Rogue Automation: Vulnerable and Malicious Code in Industrial Programming

In this White Paper, previously unknown design flaws that malicious actors could exploit to hide malicious functionalities in industrial programming for robots and other automated manufacturing machines are revealed. Since these flaws are difficult to fix, enterprises that deploy vulnerable machines could face serious consequences. An attacker could exploit them to become persistent within a smart factory, silently alter the quality of products, halt a manufacturing line, or perform some other malicious activity.

Industrial Programming Vulnerability

The research was set in motion a few years ago, when we stumbled upon something we had never seen before: a store that distributed software for heavy industrial machines in the form of apps. We downloaded some of these apps and reverse-engineered them to understand how they worked. What we were looking at was something quite different from any software or programming language we were familiar with. The code was written in one of the many proprietary programming languages used to automate industrial machines, the types of robots typically used to assemble cars, process food, and produce pharmaceutical items, among other industrial purposes. The most notable part of our investigation is that we found a vulnerability in one of these apps.

The vulnerable app was a full-fledged web server, running on the bare-metal computer of the controller of the industrial robot on which it was installed. It was written in a custom, proprietary programming language. Although designed many decades ago, languages such as this are still in use today to run critical automation tasks.
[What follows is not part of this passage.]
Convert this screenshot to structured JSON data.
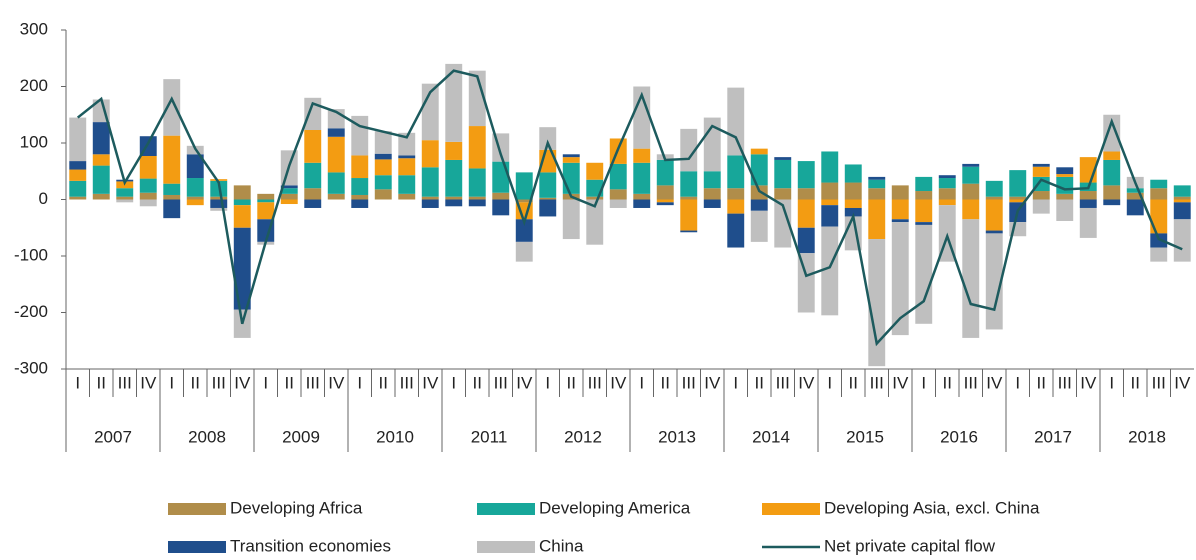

And although these custom languages are expected to have some form of networking functionalities, we were surprised to see that they had enough features to create a working web server.

While the IT software development industry has been dealing with the consequences of unsecure programming for many decades, the industrial automation world might be unprepared to detect and prevent the exploitation of the issues that were found in this research. It is believed that, given the pace of IT/OT convergence, the automation engineering industry should start embracing and establishing secure coding practices. It is highly likely to face in 10 years the same challenges that the IT software development industry is facing today.